Porém, isso não explica o porquê de Widmore lembrar de Locke, nem as frequentes aparições de Richard Alpert em diversos momentos da ilha. Na verdade, cria um paradoxo, o que tem deixado muita gente confusa.

E agora?

Pra quem não lembra, a temporada atual terá apenas 16 episódios. Estamos na reta final, com apenas 3 episódios até o season finale (que geralmente é duplo). Falta muita coisa pra acontecer ainda, e muitos personagens importantes ainda não mostraram a que vieram. Faraday, Desmond, Miles e até mesmo Locke tiveram participações pequenas. Muitas outras dúvidas pairam no ar, envolvendo Sun e o pai de Jack, e o real motivo pelo qual os Oceanic 6 deveriam voltar à ilha. Além dos sobreviventes desaparecidos, agora temos toda uma galera que acabou de chegar no avião. Aaaaaaaahhh!
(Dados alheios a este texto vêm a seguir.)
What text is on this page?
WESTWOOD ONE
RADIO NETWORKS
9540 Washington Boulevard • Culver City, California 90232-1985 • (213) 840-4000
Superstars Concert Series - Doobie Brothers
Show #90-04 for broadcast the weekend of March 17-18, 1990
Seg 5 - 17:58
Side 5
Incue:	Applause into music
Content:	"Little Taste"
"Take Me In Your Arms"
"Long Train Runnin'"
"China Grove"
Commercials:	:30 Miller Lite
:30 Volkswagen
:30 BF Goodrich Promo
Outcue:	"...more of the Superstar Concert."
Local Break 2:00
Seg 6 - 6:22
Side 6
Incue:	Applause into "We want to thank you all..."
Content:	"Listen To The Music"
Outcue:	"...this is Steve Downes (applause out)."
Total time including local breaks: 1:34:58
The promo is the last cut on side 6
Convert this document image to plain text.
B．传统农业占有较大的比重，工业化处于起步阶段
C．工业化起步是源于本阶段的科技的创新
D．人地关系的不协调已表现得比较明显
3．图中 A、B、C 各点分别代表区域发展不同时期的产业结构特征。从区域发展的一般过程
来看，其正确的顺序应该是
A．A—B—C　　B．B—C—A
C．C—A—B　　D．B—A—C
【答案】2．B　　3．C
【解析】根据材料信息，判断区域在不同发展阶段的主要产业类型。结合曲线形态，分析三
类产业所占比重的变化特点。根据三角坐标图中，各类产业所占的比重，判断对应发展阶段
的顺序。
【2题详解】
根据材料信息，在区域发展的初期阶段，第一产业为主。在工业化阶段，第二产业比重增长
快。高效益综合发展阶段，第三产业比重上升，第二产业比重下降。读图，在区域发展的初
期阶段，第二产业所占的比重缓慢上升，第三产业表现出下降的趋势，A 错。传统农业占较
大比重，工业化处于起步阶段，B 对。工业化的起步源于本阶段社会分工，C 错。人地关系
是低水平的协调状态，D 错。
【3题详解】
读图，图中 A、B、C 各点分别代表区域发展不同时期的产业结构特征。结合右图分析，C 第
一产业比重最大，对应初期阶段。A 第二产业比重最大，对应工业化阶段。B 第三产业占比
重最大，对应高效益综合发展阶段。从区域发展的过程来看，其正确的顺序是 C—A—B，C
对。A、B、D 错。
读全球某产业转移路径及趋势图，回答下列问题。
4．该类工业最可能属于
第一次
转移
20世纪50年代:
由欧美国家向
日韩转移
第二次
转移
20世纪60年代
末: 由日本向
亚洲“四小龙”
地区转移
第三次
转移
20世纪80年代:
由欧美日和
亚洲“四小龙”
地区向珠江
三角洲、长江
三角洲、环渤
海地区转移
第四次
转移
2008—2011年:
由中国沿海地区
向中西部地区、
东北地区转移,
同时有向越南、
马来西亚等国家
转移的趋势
Apesar de tantas dúvidas e paradoxos, acho que essa está sendo uma temporada excelente. Os roteiristas pisaram no acelerador e deram uma grande guinada na série. Pra quem adora histórias de viagem no tempo como eu, está sendo um prato cheio. Mas reconheço que o tema pode não agradar muita gente. Então eu pergunto, caro leitor(a) do YabloG!: você é um(a) believer???